Published: Dec 04, 2012 07:00 PM
Modified: Dec 04, 2012 10:06 AM
Roses by the helmetful to the Carrboro High School football team, which concluded its spectacular season in scintillating fashion.
The Jaguars don’t have the athletic tradition that many of the state’s football powerhouses have. Carrboro High is a relatively new school, and it fielded a varsity football team for the first time just six years ago.
The results that first season weren’t pretty. Carrboro got clobbered again and again, including one 89-0 drubbing.
But every time the Jaguars got knocked down, they got back up. And now ... well, my, how things change.
This year, Coach Jason Tudryn’s squad won its opening game – and then its second, and third and fourth. The Jaguars beat all comers, and they continued doing that until only one other team was left to play.
Carrboro faced South Iredell for the 2AA state championship last Saturday. The game was a classic, a seesaw battle in which neither team ever led by more than four points.
In the end, South Iredell scored with just 19 seconds left to pull out a 30-27 win.
Carrboro’s players and fans were, of course, powerfully disappointed. But with time they will realize what a remarkable season they put together, and we could not be more proud.
Roses to the North Carolina Youth Tap Ensemble dancers who were selected to perform at the Kennedy Center in Washington, D.C., this week.
Eight members of NCYTE (they pronounce it “insight”) were chosen to participate in “JUBA! Masters of American Tap,” the first full-length tap concert in any of the Kennedy Center’s three largest theaters.
The NCYTE dancers involved are Luke Hickey, Sarah Linden, Laura Matrazzo, Kyle McConaughey, Adriana Ogle, Breanna Polascik, Max Vigotov and Jared Kirkpatrick.
The show, scheduled for Dec. 7, will feature some of the best professional dancers in the American tap world, including NCYTE alumna Michlle Dorrance, who choreographed the dances the local dancers will perform.

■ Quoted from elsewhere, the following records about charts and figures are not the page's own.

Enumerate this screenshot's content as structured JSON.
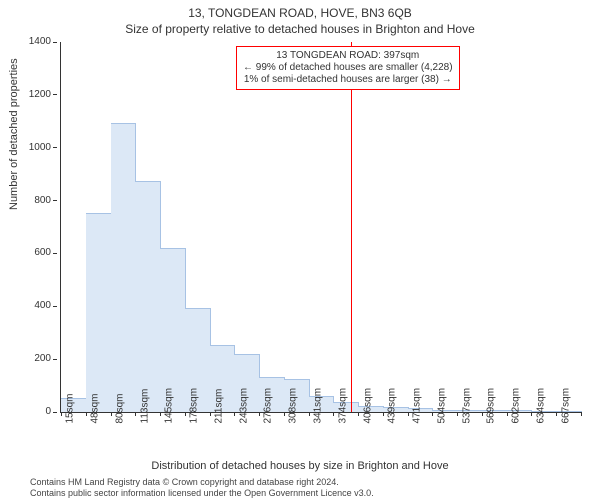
{
  "title": "13, TONGDEAN ROAD, HOVE, BN3 6QB",
  "subtitle": "Size of property relative to detached houses in Brighton and Hove",
  "y_axis_label": "Number of detached properties",
  "x_axis_label": "Distribution of detached houses by size in Brighton and Hove",
  "chart": {
    "type": "histogram",
    "background_color": "#ffffff",
    "axis_color": "#333333",
    "text_color": "#333333",
    "bar_fill": "#dce8f6",
    "bar_stroke": "#a7c2e4",
    "ylim": [
      0,
      1400
    ],
    "ytick_step": 200,
    "xtick_labels": [
      "15sqm",
      "48sqm",
      "80sqm",
      "113sqm",
      "145sqm",
      "178sqm",
      "211sqm",
      "243sqm",
      "276sqm",
      "308sqm",
      "341sqm",
      "374sqm",
      "406sqm",
      "439sqm",
      "471sqm",
      "504sqm",
      "537sqm",
      "569sqm",
      "602sqm",
      "634sqm",
      "667sqm"
    ],
    "values": [
      48,
      750,
      1090,
      870,
      615,
      390,
      250,
      215,
      130,
      120,
      55,
      35,
      20,
      15,
      10,
      5,
      5,
      3,
      2,
      1,
      1
    ]
  },
  "annotation": {
    "line_x_sqm": 397,
    "line_color": "#ff0000",
    "box_border_color": "#ff0000",
    "box_bg_color": "#ffffff",
    "line1": "13 TONGDEAN ROAD: 397sqm",
    "line2": "← 99% of detached houses are smaller (4,228)",
    "line3": "1% of semi-detached houses are larger (38) →"
  },
  "footer_line1": "Contains HM Land Registry data © Crown copyright and database right 2024.",
  "footer_line2": "Contains public sector information licensed under the Open Government Licence v3.0."
}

The NCYTE eight, who range in age from 13 to 18, rehearsed with Dorrance here in town at the Ballet School.
NCYTE, founded by artistic director Gene Medler, will celebrate its 30th anniversary next year. The company has toured throughout the world and worked and performed with many of the premiere tap dancers and choreographers in the world.

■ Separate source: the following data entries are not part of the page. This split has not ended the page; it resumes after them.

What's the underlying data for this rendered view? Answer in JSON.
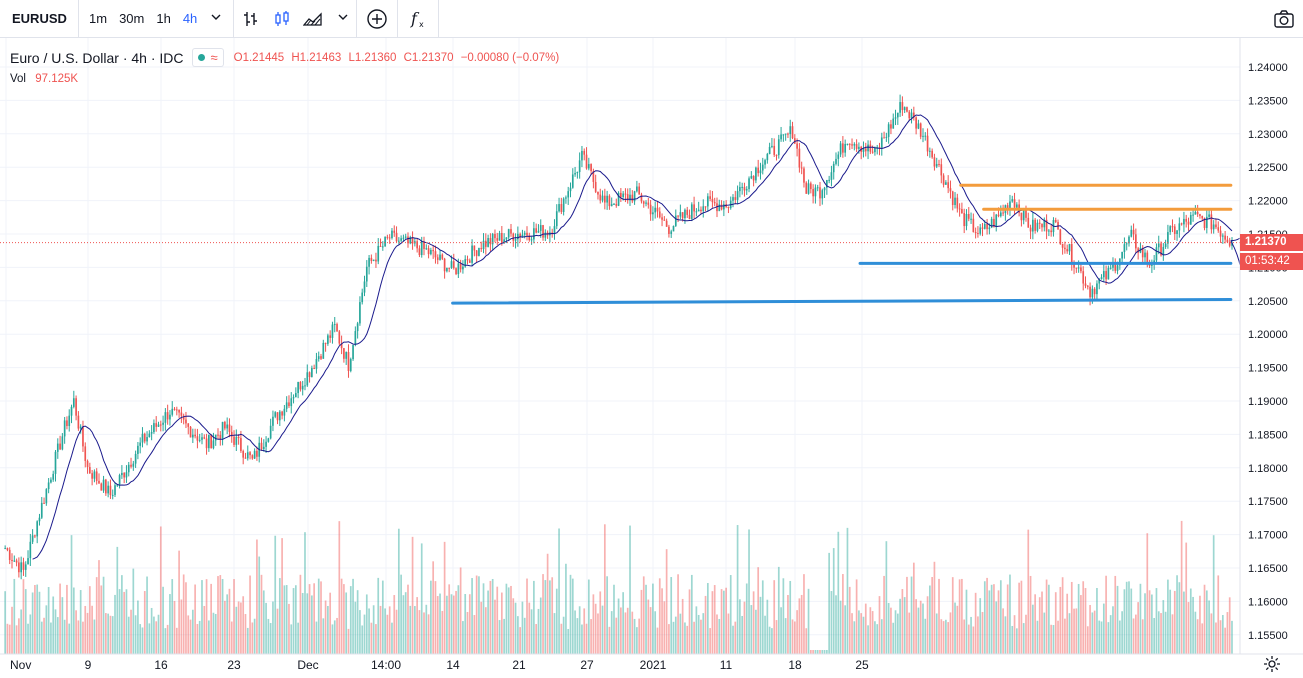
{
  "toolbar": {
    "symbol": "EURUSD",
    "intervals": [
      "1m",
      "30m",
      "1h",
      "4h"
    ],
    "active_interval": "4h",
    "icons": [
      "chevron-down-icon",
      "bar-chart-icon",
      "candles-icon",
      "area-chart-icon",
      "chevron-down-icon",
      "add-indicator-icon",
      "function-icon",
      "camera-icon"
    ]
  },
  "legend": {
    "title": "Euro / U.S. Dollar · 4h · IDC",
    "open": "O1.21445",
    "high": "H1.21463",
    "low": "L1.21360",
    "close": "C1.21370",
    "change": "−0.00080 (−0.07%)",
    "vol_label": "Vol",
    "vol_value": "97.125K"
  },
  "price_tags": {
    "last_price": "1.21370",
    "countdown": "01:53:42"
  },
  "colors": {
    "up": "#26a69a",
    "down": "#ef5350",
    "resistance": "#f39c3c",
    "support": "#2f8ed8",
    "ma": "#1a1a8c"
  },
  "chart_data": {
    "type": "candlestick",
    "symbol": "EURUSD",
    "timeframe": "4h",
    "y_axis_ticks": [
      "1.24000",
      "1.23500",
      "1.23000",
      "1.22500",
      "1.22000",
      "1.21500",
      "1.21000",
      "1.20500",
      "1.20000",
      "1.19500",
      "1.19000",
      "1.18500",
      "1.18000",
      "1.17500",
      "1.17000",
      "1.16500",
      "1.16000",
      "1.15500"
    ],
    "x_axis_ticks": [
      "Nov",
      "9",
      "16",
      "23",
      "Dec",
      "14:00",
      "14",
      "21",
      "27",
      "2021",
      "11",
      "18",
      "25"
    ],
    "ylim": [
      1.1525,
      1.2425
    ],
    "series": [
      {
        "name": "price",
        "anchors": [
          [
            0,
            1.168
          ],
          [
            8,
            1.1645
          ],
          [
            14,
            1.172
          ],
          [
            26,
            1.186
          ],
          [
            30,
            1.19
          ],
          [
            36,
            1.18
          ],
          [
            46,
            1.176
          ],
          [
            60,
            1.184
          ],
          [
            72,
            1.1885
          ],
          [
            88,
            1.1835
          ],
          [
            96,
            1.186
          ],
          [
            108,
            1.181
          ],
          [
            118,
            1.1875
          ],
          [
            132,
            1.194
          ],
          [
            144,
            1.201
          ],
          [
            150,
            1.1955
          ],
          [
            158,
            1.21
          ],
          [
            168,
            1.2145
          ],
          [
            184,
            1.2125
          ],
          [
            196,
            1.2095
          ],
          [
            208,
            1.2135
          ],
          [
            222,
            1.215
          ],
          [
            238,
            1.2155
          ],
          [
            252,
            1.2265
          ],
          [
            262,
            1.2195
          ],
          [
            276,
            1.221
          ],
          [
            290,
            1.216
          ],
          [
            304,
            1.2195
          ],
          [
            316,
            1.2195
          ],
          [
            330,
            1.2255
          ],
          [
            344,
            1.2305
          ],
          [
            350,
            1.2215
          ],
          [
            356,
            1.2215
          ],
          [
            368,
            1.2295
          ],
          [
            380,
            1.227
          ],
          [
            392,
            1.2345
          ],
          [
            400,
            1.2305
          ],
          [
            410,
            1.2235
          ],
          [
            418,
            1.2175
          ],
          [
            426,
            1.215
          ],
          [
            434,
            1.2175
          ],
          [
            440,
            1.2205
          ],
          [
            448,
            1.216
          ],
          [
            458,
            1.2165
          ],
          [
            468,
            1.2105
          ],
          [
            474,
            1.2065
          ],
          [
            482,
            1.209
          ],
          [
            492,
            1.2145
          ],
          [
            500,
            1.2105
          ],
          [
            510,
            1.2155
          ],
          [
            520,
            1.2175
          ],
          [
            528,
            1.2165
          ],
          [
            536,
            1.2137
          ]
        ]
      },
      {
        "name": "volume",
        "range": [
          0,
          100
        ]
      }
    ],
    "horizontal_lines": [
      {
        "color": "orange",
        "price": 1.2223,
        "from_bar": 418,
        "to_bar": 536
      },
      {
        "color": "orange",
        "price": 1.2187,
        "from_bar": 428,
        "to_bar": 536
      },
      {
        "color": "blue",
        "price": 1.2106,
        "from_bar": 374,
        "to_bar": 536
      },
      {
        "color": "blue",
        "price": 1.20465,
        "to_price": 1.2052,
        "from_bar": 196,
        "to_bar": 536
      }
    ],
    "last_price": 1.2137
  }
}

Roses to Marilyn Metzler, who recently retired from Chapel Hill High School and went out with a bang; she was named the nation’s top high school German teacher by the American Association of Teachers of German.
The association presented Metzler with its Outstanding German Educator Award in a ceremony in Philadelphia on Nov. 17.

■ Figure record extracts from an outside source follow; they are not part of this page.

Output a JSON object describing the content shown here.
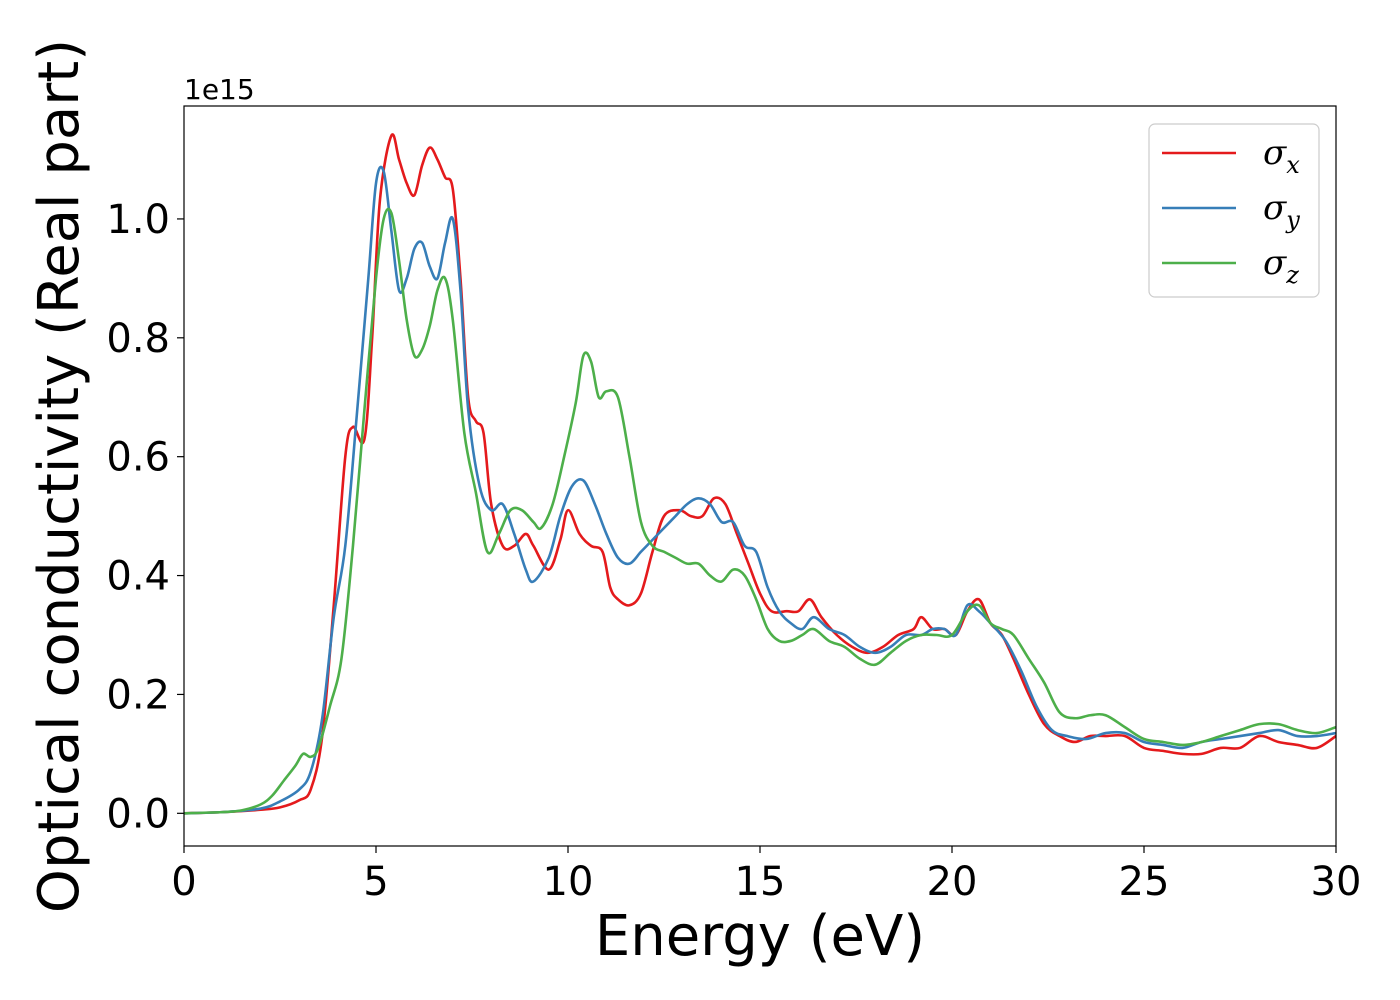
{
  "chart_data": {
    "type": "line",
    "title": "",
    "xlabel": "Energy (eV)",
    "ylabel": "Optical conductivity (Real part)",
    "y_offset_label": "1e15",
    "xlim": [
      0,
      30
    ],
    "ylim": [
      -0.055,
      1.19
    ],
    "xticks": [
      0,
      5,
      10,
      15,
      20,
      25,
      30
    ],
    "xtick_labels": [
      "0",
      "5",
      "10",
      "15",
      "20",
      "25",
      "30"
    ],
    "yticks": [
      0.0,
      0.2,
      0.4,
      0.6,
      0.8,
      1.0
    ],
    "ytick_labels": [
      "0.0",
      "0.2",
      "0.4",
      "0.6",
      "0.8",
      "1.0"
    ],
    "grid": false,
    "legend_position": "top-right",
    "legend": [
      {
        "symbol": "σ",
        "sub": "x",
        "color": "#e41a1c"
      },
      {
        "symbol": "σ",
        "sub": "y",
        "color": "#377eb8"
      },
      {
        "symbol": "σ",
        "sub": "z",
        "color": "#4daf4a"
      }
    ],
    "series": [
      {
        "color": "#e41a1c",
        "x": [
          0,
          1,
          2,
          2.5,
          3,
          3.3,
          3.6,
          3.9,
          4.2,
          4.4,
          4.7,
          4.9,
          5.1,
          5.4,
          5.6,
          5.8,
          6.0,
          6.2,
          6.4,
          6.6,
          6.8,
          7.0,
          7.2,
          7.4,
          7.6,
          7.8,
          8.0,
          8.3,
          8.6,
          8.9,
          9.1,
          9.5,
          9.8,
          10.0,
          10.3,
          10.6,
          10.9,
          11.1,
          11.3,
          11.6,
          11.9,
          12.2,
          12.5,
          12.9,
          13.2,
          13.5,
          13.8,
          14.1,
          14.4,
          14.7,
          15.0,
          15.3,
          15.7,
          16.0,
          16.3,
          16.6,
          17.0,
          17.4,
          17.8,
          18.2,
          18.6,
          19.0,
          19.2,
          19.5,
          19.8,
          20.1,
          20.4,
          20.7,
          21.0,
          21.3,
          21.6,
          22.0,
          22.4,
          22.8,
          23.2,
          23.6,
          24.0,
          24.5,
          25.0,
          25.5,
          26.0,
          26.5,
          27.0,
          27.5,
          28.0,
          28.5,
          29.0,
          29.5,
          30.0
        ],
        "y": [
          0.0,
          0.002,
          0.006,
          0.01,
          0.022,
          0.04,
          0.13,
          0.35,
          0.6,
          0.65,
          0.63,
          0.8,
          1.03,
          1.14,
          1.1,
          1.06,
          1.04,
          1.09,
          1.12,
          1.1,
          1.07,
          1.05,
          0.9,
          0.7,
          0.66,
          0.64,
          0.52,
          0.45,
          0.45,
          0.47,
          0.45,
          0.41,
          0.46,
          0.51,
          0.47,
          0.45,
          0.44,
          0.38,
          0.36,
          0.35,
          0.37,
          0.44,
          0.5,
          0.51,
          0.5,
          0.5,
          0.53,
          0.52,
          0.47,
          0.42,
          0.37,
          0.34,
          0.34,
          0.34,
          0.36,
          0.33,
          0.3,
          0.28,
          0.27,
          0.28,
          0.3,
          0.31,
          0.33,
          0.31,
          0.31,
          0.3,
          0.34,
          0.36,
          0.32,
          0.3,
          0.26,
          0.2,
          0.15,
          0.13,
          0.12,
          0.13,
          0.13,
          0.13,
          0.11,
          0.105,
          0.1,
          0.1,
          0.11,
          0.11,
          0.13,
          0.12,
          0.115,
          0.11,
          0.13
        ]
      },
      {
        "color": "#377eb8",
        "x": [
          0,
          1,
          2,
          2.5,
          3,
          3.3,
          3.6,
          3.9,
          4.2,
          4.5,
          4.8,
          5.0,
          5.2,
          5.4,
          5.6,
          5.8,
          6.0,
          6.2,
          6.4,
          6.6,
          6.8,
          7.0,
          7.2,
          7.4,
          7.7,
          8.0,
          8.3,
          8.6,
          8.9,
          9.1,
          9.5,
          9.8,
          10.1,
          10.4,
          10.7,
          11.0,
          11.3,
          11.6,
          11.9,
          12.2,
          12.5,
          12.8,
          13.1,
          13.4,
          13.7,
          14.0,
          14.3,
          14.6,
          14.9,
          15.2,
          15.5,
          15.8,
          16.1,
          16.4,
          16.8,
          17.2,
          17.6,
          18.0,
          18.4,
          18.8,
          19.2,
          19.5,
          19.8,
          20.1,
          20.4,
          20.7,
          21.0,
          21.4,
          21.8,
          22.2,
          22.6,
          23.0,
          23.5,
          24.0,
          24.5,
          25.0,
          25.5,
          26.0,
          26.5,
          27.0,
          27.5,
          28.0,
          28.5,
          29.0,
          29.5,
          30.0
        ],
        "y": [
          0.0,
          0.002,
          0.008,
          0.02,
          0.04,
          0.07,
          0.16,
          0.33,
          0.45,
          0.67,
          0.9,
          1.06,
          1.08,
          0.98,
          0.88,
          0.9,
          0.95,
          0.96,
          0.92,
          0.9,
          0.96,
          1.0,
          0.88,
          0.68,
          0.55,
          0.51,
          0.52,
          0.47,
          0.41,
          0.39,
          0.43,
          0.5,
          0.55,
          0.56,
          0.52,
          0.47,
          0.43,
          0.42,
          0.44,
          0.46,
          0.48,
          0.5,
          0.52,
          0.53,
          0.52,
          0.49,
          0.49,
          0.45,
          0.44,
          0.38,
          0.34,
          0.32,
          0.31,
          0.33,
          0.31,
          0.3,
          0.28,
          0.27,
          0.28,
          0.3,
          0.3,
          0.31,
          0.31,
          0.3,
          0.35,
          0.34,
          0.32,
          0.29,
          0.24,
          0.18,
          0.14,
          0.13,
          0.125,
          0.135,
          0.135,
          0.12,
          0.115,
          0.11,
          0.12,
          0.125,
          0.13,
          0.135,
          0.14,
          0.13,
          0.13,
          0.135
        ]
      },
      {
        "color": "#4daf4a",
        "x": [
          0,
          1,
          1.5,
          2.0,
          2.3,
          2.6,
          2.9,
          3.1,
          3.3,
          3.5,
          3.8,
          4.1,
          4.4,
          4.7,
          5.0,
          5.2,
          5.4,
          5.6,
          5.8,
          6.0,
          6.2,
          6.4,
          6.6,
          6.8,
          7.0,
          7.3,
          7.6,
          7.9,
          8.2,
          8.5,
          8.8,
          9.1,
          9.3,
          9.6,
          9.9,
          10.2,
          10.4,
          10.6,
          10.8,
          11.0,
          11.3,
          11.6,
          11.9,
          12.2,
          12.5,
          12.8,
          13.1,
          13.4,
          13.7,
          14.0,
          14.3,
          14.6,
          14.9,
          15.2,
          15.5,
          15.8,
          16.1,
          16.4,
          16.8,
          17.2,
          17.6,
          18.0,
          18.4,
          18.8,
          19.2,
          19.6,
          20.0,
          20.4,
          20.7,
          21.0,
          21.3,
          21.6,
          22.0,
          22.4,
          22.8,
          23.2,
          23.6,
          24.0,
          24.5,
          25.0,
          25.5,
          26.0,
          26.5,
          27.0,
          27.5,
          28.0,
          28.5,
          29.0,
          29.5,
          30.0
        ],
        "y": [
          0.0,
          0.002,
          0.005,
          0.015,
          0.03,
          0.055,
          0.08,
          0.1,
          0.095,
          0.11,
          0.18,
          0.26,
          0.45,
          0.68,
          0.9,
          1.0,
          1.01,
          0.93,
          0.83,
          0.77,
          0.78,
          0.82,
          0.88,
          0.9,
          0.83,
          0.64,
          0.54,
          0.44,
          0.47,
          0.51,
          0.51,
          0.49,
          0.48,
          0.52,
          0.6,
          0.69,
          0.77,
          0.76,
          0.7,
          0.71,
          0.7,
          0.6,
          0.49,
          0.45,
          0.44,
          0.43,
          0.42,
          0.42,
          0.4,
          0.39,
          0.41,
          0.4,
          0.36,
          0.31,
          0.29,
          0.29,
          0.3,
          0.31,
          0.29,
          0.28,
          0.26,
          0.25,
          0.27,
          0.29,
          0.3,
          0.3,
          0.3,
          0.34,
          0.35,
          0.32,
          0.31,
          0.3,
          0.26,
          0.22,
          0.17,
          0.16,
          0.165,
          0.165,
          0.145,
          0.125,
          0.12,
          0.115,
          0.12,
          0.13,
          0.14,
          0.15,
          0.15,
          0.14,
          0.135,
          0.145
        ]
      }
    ]
  }
}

She was one of just two recipients of the award, and the only one at the high school level; the other was Carol Anne Costabile-Heming, professor of German at the University of Texas at Denton.
One of many letters of support sent to the association came from a former student who is now at Stanford University and recently received an award there for scholastic achievement.
“Frau Metzler is not just the best language teacher I have ever had,” the former student wrote. “She is the best teacher that I have ever had.”
High praise! Glückwünsche, Frau Metzler.